In February the presidency of the EU's Law Enforcement Working Party (LEWP) tabled a proposal to create "a single secure European cyberspace" at a meeting with the EU's Customs Cooperation Working Party.
The suggestions, which have only recently been reported, propose creating a "virtual Schengen border" by establishing an EU-wide firewall blocking user access to "illicit content". An "EU blacklist" would be drawn to identify the inappropriate content and ISPs would block users from accessing it, the minutes from the LEWP meeting said (7-page / 88KB PDF).
The police and websites, and not internet providers, should be responsible for tackling illegal online content, the EDRi said.
"Broadband providers are very concerned by this proposal which would actually impose Europe-wide censorship and believe that illegal content should be removed at the source by the cooperation between the police and web hosting firms and not by network blocking which, being easy to circumvent, is no real solution," a statement on the EDRi website said.
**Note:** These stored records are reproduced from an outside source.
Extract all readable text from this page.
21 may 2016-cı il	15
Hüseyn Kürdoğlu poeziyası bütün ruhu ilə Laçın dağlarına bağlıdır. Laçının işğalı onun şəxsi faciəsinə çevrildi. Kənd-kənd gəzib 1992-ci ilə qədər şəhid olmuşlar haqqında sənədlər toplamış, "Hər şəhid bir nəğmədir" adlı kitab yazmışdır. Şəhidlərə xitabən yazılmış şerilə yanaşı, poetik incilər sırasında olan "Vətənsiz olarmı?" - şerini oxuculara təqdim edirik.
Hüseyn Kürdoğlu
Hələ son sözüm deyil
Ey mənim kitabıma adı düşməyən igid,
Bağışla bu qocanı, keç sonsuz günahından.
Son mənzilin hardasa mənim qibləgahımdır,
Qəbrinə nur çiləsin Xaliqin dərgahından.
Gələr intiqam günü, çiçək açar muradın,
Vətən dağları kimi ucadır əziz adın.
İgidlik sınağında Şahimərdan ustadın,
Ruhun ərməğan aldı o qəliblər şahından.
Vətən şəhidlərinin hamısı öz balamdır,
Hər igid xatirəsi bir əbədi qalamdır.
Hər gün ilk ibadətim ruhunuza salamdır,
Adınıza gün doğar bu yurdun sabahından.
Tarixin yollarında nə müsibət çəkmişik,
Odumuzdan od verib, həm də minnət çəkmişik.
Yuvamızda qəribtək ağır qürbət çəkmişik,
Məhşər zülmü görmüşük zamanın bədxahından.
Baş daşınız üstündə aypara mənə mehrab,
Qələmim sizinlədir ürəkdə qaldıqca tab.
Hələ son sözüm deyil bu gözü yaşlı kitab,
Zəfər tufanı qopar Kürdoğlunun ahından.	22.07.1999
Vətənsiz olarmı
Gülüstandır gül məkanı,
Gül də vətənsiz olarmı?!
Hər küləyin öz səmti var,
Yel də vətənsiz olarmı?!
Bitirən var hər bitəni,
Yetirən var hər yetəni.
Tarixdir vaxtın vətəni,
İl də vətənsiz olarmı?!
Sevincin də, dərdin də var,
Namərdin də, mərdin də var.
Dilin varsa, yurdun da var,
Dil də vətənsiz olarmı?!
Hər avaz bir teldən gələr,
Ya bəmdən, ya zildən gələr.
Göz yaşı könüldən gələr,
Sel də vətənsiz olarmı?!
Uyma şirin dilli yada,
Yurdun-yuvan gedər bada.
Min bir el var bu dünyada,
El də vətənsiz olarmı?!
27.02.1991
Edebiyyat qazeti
The proposals have not been properly analysed to see if the benefits of censorship outweigh the right to freedom of expression, the EDRi said.
"Despite all of the costs in terms of democracy, freedom of speech and even the economy, there is no analysis of any benefit or expected benefit that, even mistakenly, the architects of this madness expect to outweigh the cost" EDRi Advocacy Coordinator Joe McNamee said in the statement.
The EU has still to define what 'illicit content' is, the EDRi said.
"Some of the concerns raised by civil liberty groups are that there is no clarification as to what this "illicit content" means and that innocent sites are routinely included on such blacklists," the statement said.